Tourniquets donated to SFA athletic trainers for ‘Stop the Bleed’ training

Tourniquets donated to SFA athletic trainers for ‘Stop the Bleed’ training

NACOGDOCHES, Texas (KTRE) - Stop the Bleed is a first aid training program motivated by the 2012 tragedy in Sandy Hook. Its goal is to teach the course to as many diversified groups as possible. This week, Stephen F. Austin State University athletic trainers received the knowledge and the tools to go with it.

It makes good sense for them to receive the basic instruction on bleeding control. There is no better teacher than two-time Hall of Fame athletics trainer Sandy Miller, now retired from SFA.

“Take it off. Apply it to your partner,” Miller instructed on tourniquet usage.

Miller is one of a growing number of certified Stop the Bleed instructors. After this training, SFA athletic trainers can do the same anywhere, free of charge.

“You still got to go between the heart and the wound,” Miller reminded on the placement of a tourniquet.

The trainers are learning how to use their new tourniquets to be carried in their first-aid kit from now on. The tools are a donation from the Deep East Texas Regional Advisory Council.
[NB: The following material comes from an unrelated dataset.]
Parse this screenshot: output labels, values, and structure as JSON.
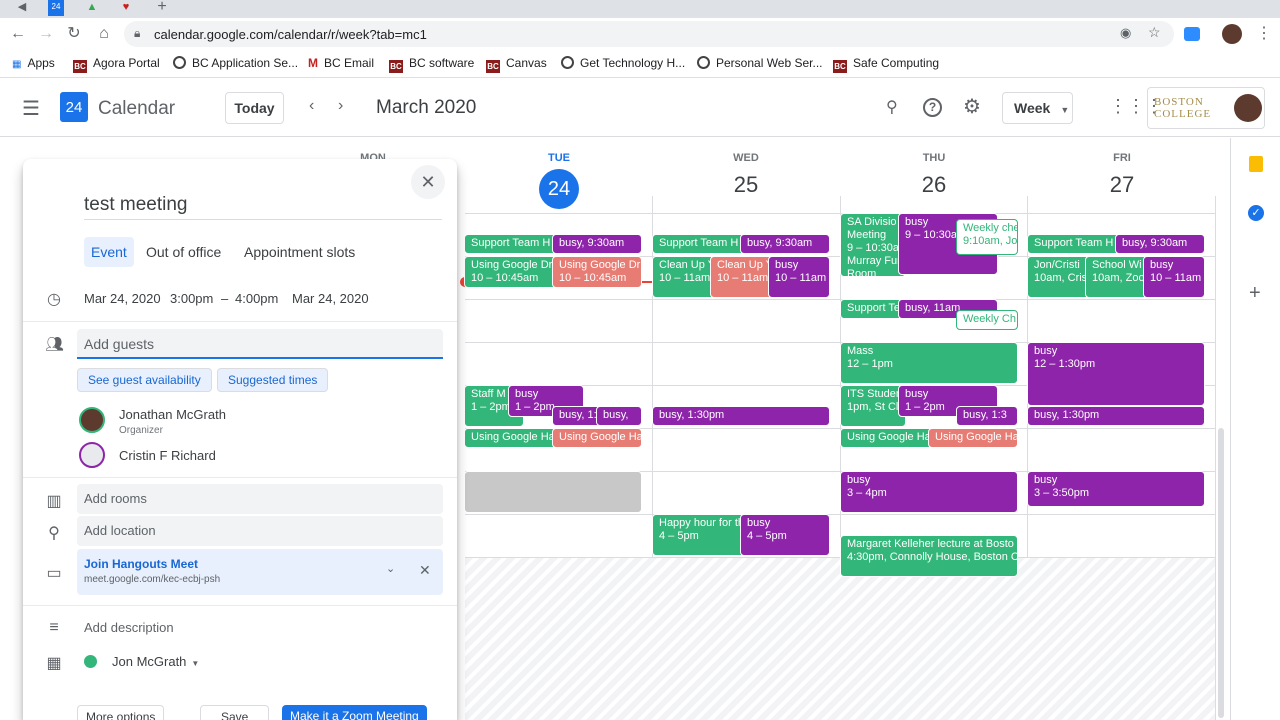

Scott Christopher is the chair.

“The goal is to have as many people that we can get trained in the use of these as possible," Christopher said. "The ultimate pie in the sky goal would be that some day, everywhere you see a fire extinguisher on the wall, you would see an automatic external fibrillator and one of these devices, all together.”

Tourniquets can stop uncontrolled bleeding in an emergency situation.

“And it’s gonna get tight. And it’s going to get uncomfortable,” Miller said.

A trainer asked her partner, “Is it uncomfortable?” The answer, “Uh, yeah!!”

Miller assured the trainers, “If it’s uncomfortable, it is working.”

Stop the Bleed training can lead to saved lives.

SFA trainers want to be in the know says lead trainer, Aj Van Valkenburgh.

“And so if we don’t have the tools to be able to do this and have the knowledge to do this through Sandy and you guys and this organization, I don’t think we would be doing ourselves justice and the rest of the population justice,” Van Valkenburgh said.

Trainers hope they'll never be placed in a position to stop the bleed, but if it happens they'll be ready and prepared to help those in need.

Nacogdoches Medical Center is offering two Stop the Bleed courses next week at high schools.

Nacogdoches High School training will be Tuesday, July 30. Training will take place at Center High School the following day.